O’Connor also described a mounting backlog at Quantico labs, which provide forensic-analysis support services to the FBI. Those employees are not even allowed to come to work because of the shutdown.

While Trump has claimed that there is a threat from drug trafficking on the southern border, a claim which experts refute saying most of the illegal drugs smuggled into the country come through legal entry points, the government shutdown itself is dangerously limiting financial support for drug trafficking investigations and undercover operations.

“FBI headquarters is trying to make sure that the most important topics are covered,” O’Connor said. “But that will get more and more difficult as the pot of money gets smaller and is not refilled.”

If the government is not reopened within the next few weeks, it is being reported, agents in various field offices may stage “a callout” — a coordinated sick day to protest the shutdown. Transportation Security Administration (TSA) agents have already begun doing this, according to CNN and other news outlets.

A coordinated “sick-out” would be one way of protesting the current conditions, since the Taft-Hartley Act, enacted in 1947, prohibits public employees from going on strike. Federal-employee unions may also turn to the courts for recourse. Requiring employees to work without pay violates the Fair Labor Standards Act of 1938.

The FBI is not the only agency whose limited budget and resources could compromise national security, according to The Atlantic. More than half of the staff of the newly established Cybersecurity and Infrastructure Security Agency, a division of Homeland Security tasked with protecting the country’s critical infrastructure, have been furloughed, as we originally reported.

IRS Agents Called Back to Work Without Pay

Meanwhile, the U.S. Internal Revenue Service indicated Tuesday it intends to bring back more than 46,000 workers furloughed by the shutdown, requiring them to work without pay, to process annual tax returns and refunds for the tax season coming up soon, beginning January 28.

The agency is part of the Department of the Treasury, and has a contingency plan that calls for about 57 percent of its 80,000-member workforce to be designated “excepted or exempt” from the shutdown.

The administration’s plan is already the target of a lawsuit by the National Treasury Employees Union (NTEU), which claims the plan is illegal because it obligates funds that have not been appropriated by Congress, according to Reuters.

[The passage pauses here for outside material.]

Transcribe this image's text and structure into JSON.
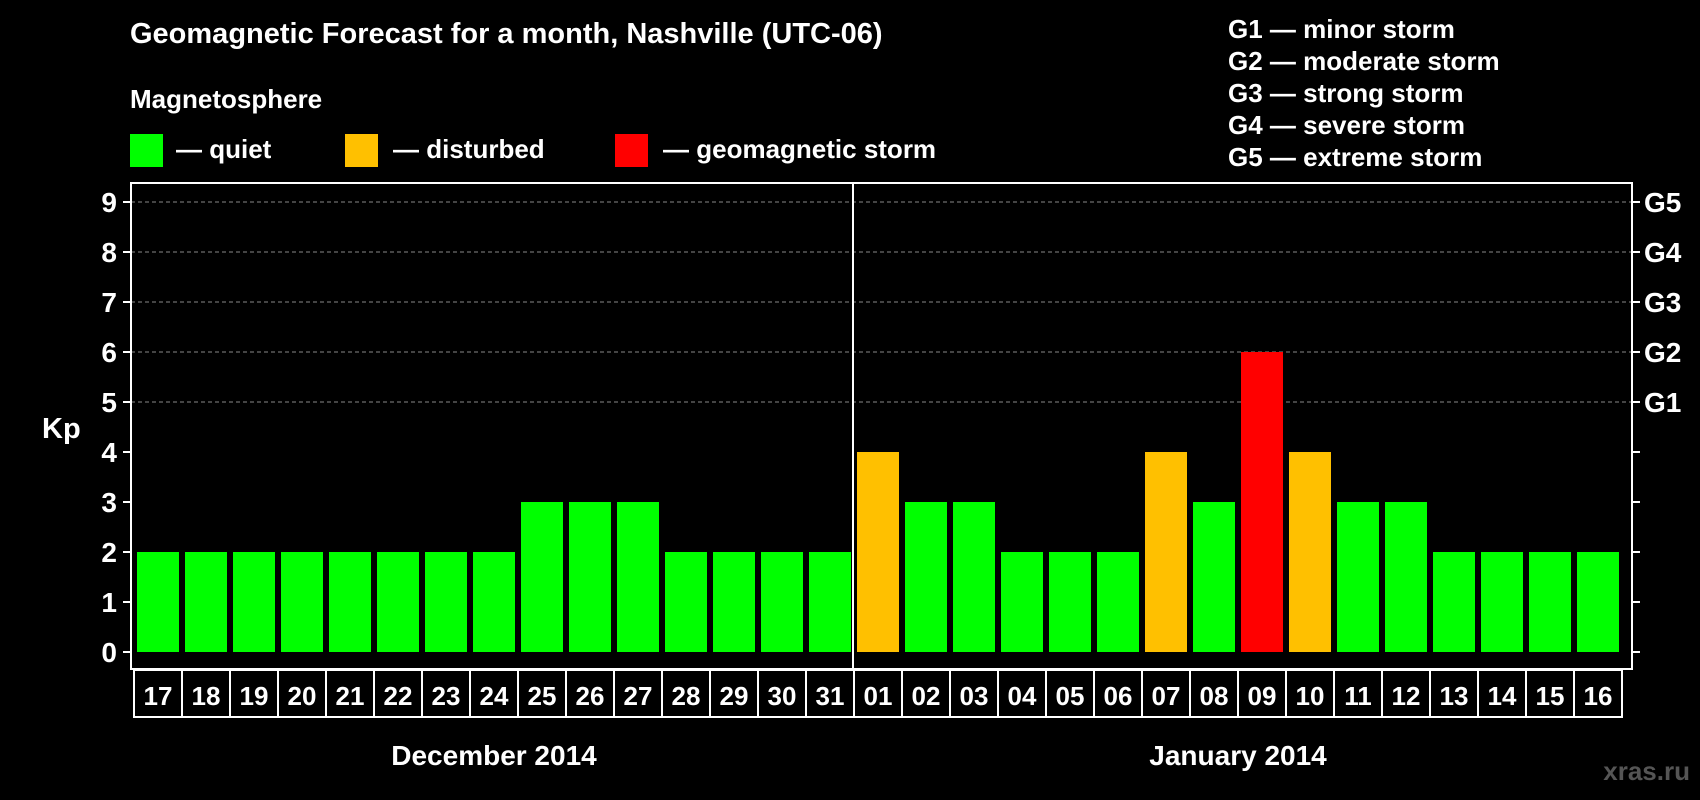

Democrats in the House of Representatives are considering hearings on the shutdown’s impact on the IRS, including the agency’s ability to deliver tax refunds on time.

“There is no doubt the IRS needs to get ready for the 2019 filing season that starts Jan. 28, and IRS employees want to work,” NTEU National President Tony Reardon said in a statement. “But the hard, cold reality is that they’ve already missed a paycheck and soon they’ll be asked to work for free for as long as the shutdown lasts.”

Economic Contraction

In addition to threatening the president’s security, national security and cybersecurity, the shutdown is also threatening to crash the economy, as reported by the New York Times on Tuesday.

“The partial government shutdown is inflicting far greater damage on the United States economy than previously estimated, the White House acknowledged on Tuesday, as President Trump’s economists doubled projections of how much economic growth is being lost each week the standoff with Democrats continues,” the Times reported. “The revised estimates from the Council of Economic Advisers show that the shutdown, now in its fourth week, is beginning to have real economic consequences. The analysis, and other projections from outside the White House, suggests that the shutdown has already weighed significantly on growth and could ultimately push the United States economy into a contraction.”